My questions also disclosed that this government spends more than a quarter of a million dollars each year maintaining its Defence website. I am all for the government using a website to promote defence and to disseminate information, but I also note that the minister places on this webpage his own media releases, media alerts, transcripts of interviews and parliamentary speeches—information, coincidentally, that is also found on the minister’s personal webpage.

Money is not just spent on writing media releases; the government has also spent more than three quarters of a million dollars on travel and accommodation for its Defence public relations team in the past nine months. I did ask related questions, such as for a breakdown of these costs, but the minister responded that this information was too difficult to aggregate and he declined to provide it. Consequently, one can only speculate on where such a travel budget would take public relations staff and whether such travel is entirely necessary.

This brings me to the final point I would like to address this evening: embedded journalists. This concept was first used by the United States government in 2003 when it embedded journalists with troops in the Iraq war. The purpose, according to that government, was to provide the media with unlimited access to battlefields. An unstated purpose, of course, was to ensure the dilution of journalistic independence in covering such controversial battles. It appears this government has taken to embedding Australian journalists in the same way. Beginning in October 2006, it has embedded 26 journalists in theatres of war in Iraq and Afghanistan. A more bizarre sponsoring was that of a journalist from Ralph magazine. The overwhelming number of these journalists were embedded with troops in Iraq. Furthermore, most were from commercial media outlets—just six journalists represented the ABC, SBS and AAP.

So this is where the government is spending millions of dollars of taxpayers’ money—on professional spin, making sure information is controlled by and from a central source and making sure facts are enamelled with sufficient gloss to render them palatable to a sceptical public. This is aside from the billions spent on political advertising by the current government. The money this government spends on spin for defence is outmatched only by the amount it spends on litigation. Its annual budget in the litigation area in 2005-06 was $57 million, out of a total budget for that financial year of close to $20 billion. Litigation and spin takes up much time and even more money when it comes to the government’s take on defence. If only it afforded a similar budget to speeding up reform of military justice or of ex-gratia payments to the families of ADF victims of suicides.

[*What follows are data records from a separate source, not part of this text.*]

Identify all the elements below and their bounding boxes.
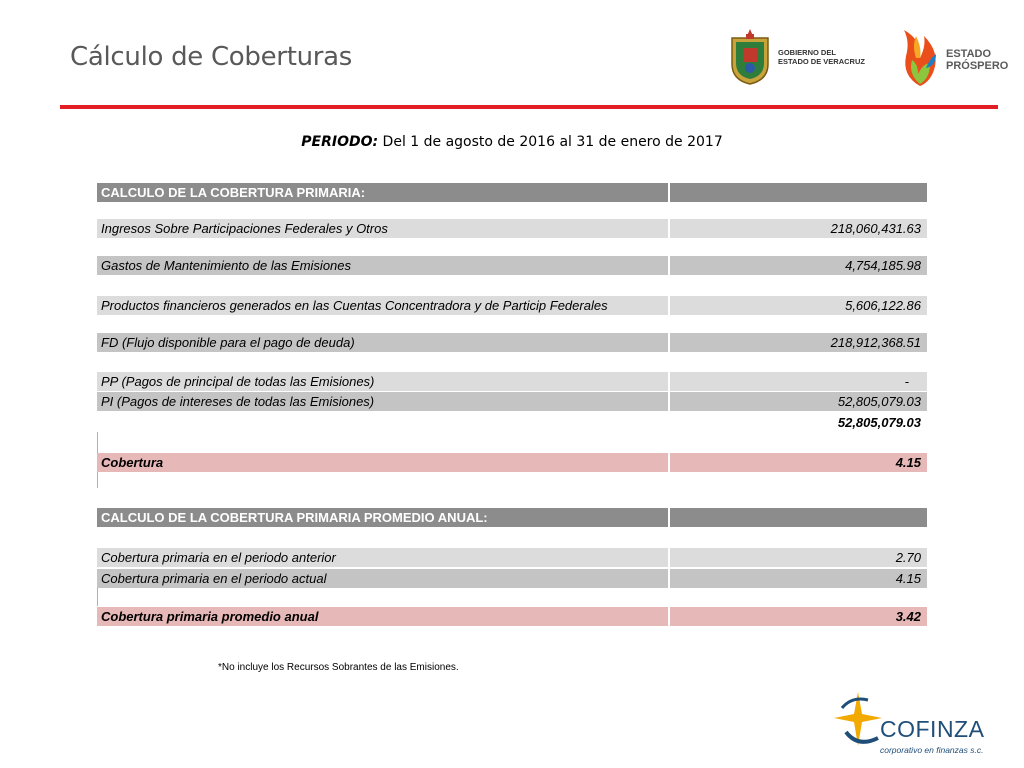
table-row xyxy=(97,548,927,567)
row-value: 218,060,431.63 xyxy=(670,219,927,238)
table-row xyxy=(97,296,927,315)
promedio-heading-row xyxy=(97,508,927,527)
promedio-result-label: Cobertura primaria promedio anual xyxy=(97,607,668,626)
table-row xyxy=(97,392,927,411)
cofinza-tagline: corporativo en finanzas s.c. xyxy=(880,745,984,755)
row-label: FD (Flujo disponible para el pago de deuda) xyxy=(97,333,668,352)
table-row xyxy=(97,256,927,275)
estado-logo-line-2: PRÓSPERO xyxy=(946,60,1009,72)
row-label: PP (Pagos de principal de todas las Emisiones) xyxy=(97,372,668,391)
cobertura-value: 4.15 xyxy=(670,453,927,472)
row-label: Productos financieros generados en las Cuentas Concentradora y de Particip Federales xyxy=(97,296,668,315)
estado-prospero-logo xyxy=(900,28,1012,88)
primaria-heading-row xyxy=(97,183,927,202)
periodo-line xyxy=(0,134,1024,150)
gobierno-veracruz-logo xyxy=(726,28,886,88)
cofinza-logo xyxy=(832,688,1004,762)
flame-icon xyxy=(900,28,942,88)
row-value: 218,912,368.51 xyxy=(670,333,927,352)
table-row xyxy=(97,569,927,588)
cobertura-row xyxy=(97,453,927,472)
table-row xyxy=(97,219,927,238)
row-label: Ingresos Sobre Participaciones Federales y Otros xyxy=(97,219,668,238)
row-value: - xyxy=(670,372,927,391)
row-value: 4,754,185.98 xyxy=(670,256,927,275)
table-row xyxy=(97,372,927,391)
promedio-result-value: 3.42 xyxy=(670,607,927,626)
cofinza-swirl-icon xyxy=(832,688,884,762)
row-value: 4.15 xyxy=(670,569,927,588)
promedio-result-row xyxy=(97,607,927,626)
gov-logo-line-2: ESTADO DE VERACRUZ xyxy=(778,57,865,66)
cofinza-name: COFINZA xyxy=(880,716,985,742)
row-label: Cobertura primaria en el periodo actual xyxy=(97,569,668,588)
row-value: 5,606,122.86 xyxy=(670,296,927,315)
subtotal-row xyxy=(97,413,927,432)
title-divider xyxy=(60,105,998,109)
row-value: 52,805,079.03 xyxy=(670,392,927,411)
table-row xyxy=(97,333,927,352)
periodo-label: PERIODO: xyxy=(301,134,379,150)
gov-logo-line-1: GOBIERNO DEL xyxy=(778,48,836,57)
footnote: *No incluye los Recursos Sobrantes de las Emisiones. xyxy=(218,662,459,673)
promedio-heading: CALCULO DE LA COBERTURA PRIMARIA PROMEDIO ANUAL: xyxy=(97,508,668,527)
table-border-line xyxy=(97,588,98,606)
page-title: Cálculo de Coberturas xyxy=(70,42,353,72)
row-label: PI (Pagos de intereses de todas las Emisiones) xyxy=(97,392,668,411)
subtotal-value: 52,805,079.03 xyxy=(837,415,921,430)
cobertura-label: Cobertura xyxy=(97,453,668,472)
row-label: Cobertura primaria en el periodo anterior xyxy=(97,548,668,567)
estado-logo-line-1: ESTADO xyxy=(946,48,992,60)
primaria-heading: CALCULO DE LA COBERTURA PRIMARIA: xyxy=(97,183,668,202)
periodo-text: Del 1 de agosto de 2016 al 31 de enero de 2017 xyxy=(382,134,723,150)
row-value: 2.70 xyxy=(670,548,927,567)
row-label: Gastos de Mantenimiento de las Emisiones xyxy=(97,256,668,275)
coat-of-arms-icon xyxy=(726,28,774,86)
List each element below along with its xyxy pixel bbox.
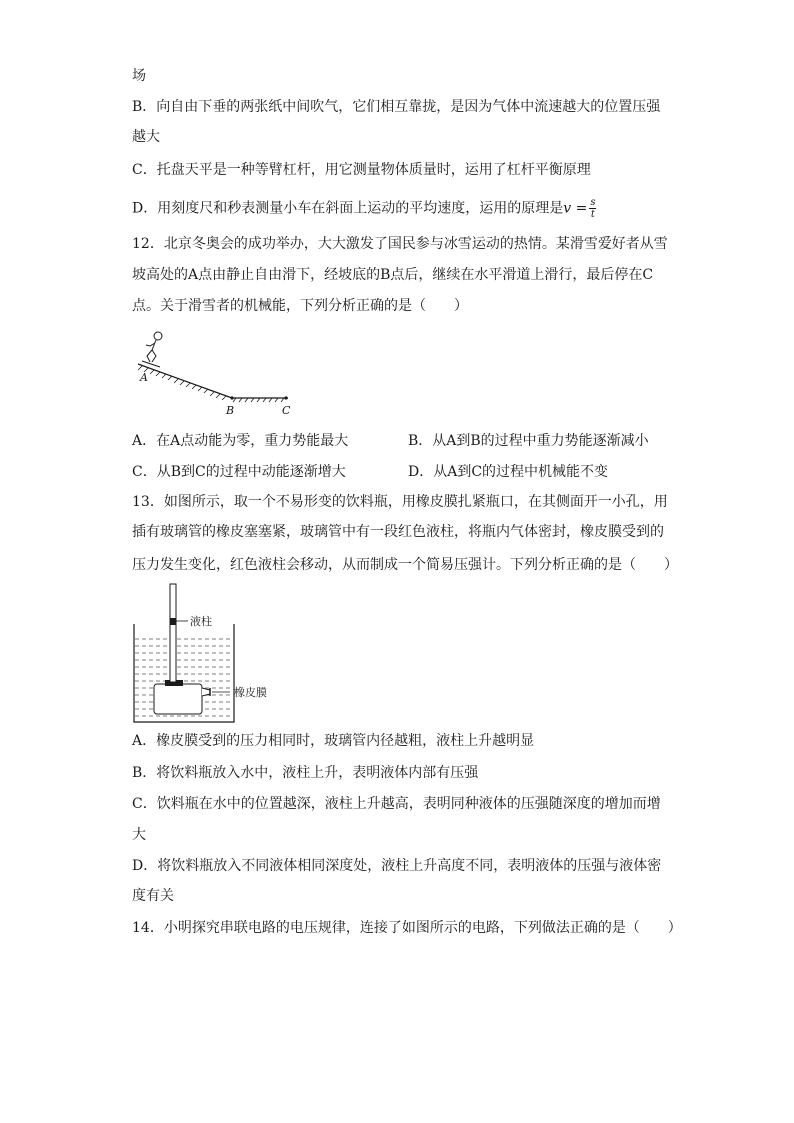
q11-option-d xyxy=(132,197,596,220)
q13-stem-line1: 13．如图所示，取一个不易形变的饮料瓶，用橡皮膜扎紧瓶口，在其侧面开一小孔，用 xyxy=(132,494,668,510)
q11-option-d-text: D．用刻度尺和秒表测量小车在斜面上运动的平均速度，运用的原理是 xyxy=(132,200,564,217)
bottle-neck xyxy=(202,688,210,696)
q12-stem-line2: 坡高处的A点由静止自由滑下，经坡底的B点后，继续在水平滑道上滑行，最后停在C xyxy=(132,267,654,283)
slope-hatching xyxy=(138,366,226,400)
q13-option-c-line2: 大 xyxy=(132,827,146,843)
liquid-column xyxy=(170,618,176,625)
q12-option-b: B．从A到B的过程中重力势能逐渐减小 xyxy=(408,433,649,449)
glass-tube xyxy=(170,584,176,682)
q13-pressure-gauge-figure xyxy=(132,584,292,726)
skier-icon xyxy=(142,332,162,367)
q11-continuation: 场 xyxy=(132,68,146,84)
q13-stem-line2: 插有玻璃管的橡皮塞塞紧，玻璃管中有一段红色液柱，将瓶内气体密封，橡皮膜受到的 xyxy=(132,524,664,540)
formula-numerator: s xyxy=(590,197,596,208)
q13-option-d-line2: 度有关 xyxy=(132,888,174,904)
formula-fraction xyxy=(589,197,596,220)
point-c-label: C xyxy=(282,404,291,417)
point-a-label: A xyxy=(140,371,148,384)
point-b-label: B xyxy=(226,404,235,417)
q13-option-d-line1: D．将饮料瓶放入不同液体相同深度处，液柱上升高度不同，表明液体的压强与液体密 xyxy=(132,858,662,874)
liquid-column-label: 液柱 xyxy=(190,615,212,628)
q11-option-b-line1: B．向自由下垂的两张纸中间吹气，它们相互靠拢，是因为气体中流速越大的位置压强 xyxy=(132,99,661,115)
q12-stem-line1: 12．北京冬奥会的成功举办，大大激发了国民参与冰雪运动的热情。某滑雪爱好者从雪 xyxy=(132,236,668,252)
q11-option-c: C．托盘天平是一种等臂杠杆，用它测量物体质量时，运用了杠杆平衡原理 xyxy=(132,162,591,178)
formula-denominator: t xyxy=(590,209,595,220)
drink-bottle xyxy=(154,684,202,714)
q13-option-a: A．橡皮膜受到的压力相同时，玻璃管内径越粗，液柱上升越明显 xyxy=(132,733,535,749)
membrane-label: 橡皮膜 xyxy=(234,686,267,699)
slope-line xyxy=(138,364,232,398)
q13-option-c-line1: C．饮料瓶在水中的位置越深，液柱上升越高，表明同种液体的压强随深度的增加而增 xyxy=(132,796,661,812)
q11-option-b-line2: 越大 xyxy=(132,129,160,145)
q12-option-c: C．从B到C的过程中动能逐渐增大 xyxy=(132,464,346,480)
q12-option-d: D．从A到C的过程中机械能不变 xyxy=(408,464,609,480)
q14-stem-line1: 14．小明探究串联电路的电压规律，连接了如图所示的电路，下列做法正确的是（ ） xyxy=(132,920,682,936)
formula-lhs: v = xyxy=(563,200,588,217)
q13-stem-line3: 压力发生变化，红色液柱会移动，从而制成一个简易压强计。下列分析正确的是（ ） xyxy=(132,557,678,573)
q12-stem-line3: 点。关于滑雪者的机械能，下列分析正确的是（ ） xyxy=(132,298,468,314)
point-b-dot xyxy=(230,396,233,399)
point-c-dot xyxy=(284,396,287,399)
q12-ski-slope-figure xyxy=(128,326,298,418)
q13-option-b: B．将饮料瓶放入水中，液柱上升，表明液体内部有压强 xyxy=(132,765,479,781)
q12-option-a: A．在A点动能为零，重力势能最大 xyxy=(132,433,349,449)
track-hatching xyxy=(233,398,284,402)
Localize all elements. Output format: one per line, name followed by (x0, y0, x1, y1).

Let us see the substance to this government’s claim that it is genuine about reforming Defence, a portfolio that has seen billions of dollars worth of failed procurement projects and that is facing a crisis in the recruitment and retention of personnel. Let us see less spin, less style and more substance. Only then will the public lose its cynicism when it comes to government promises and only then will Defence be truly reformed.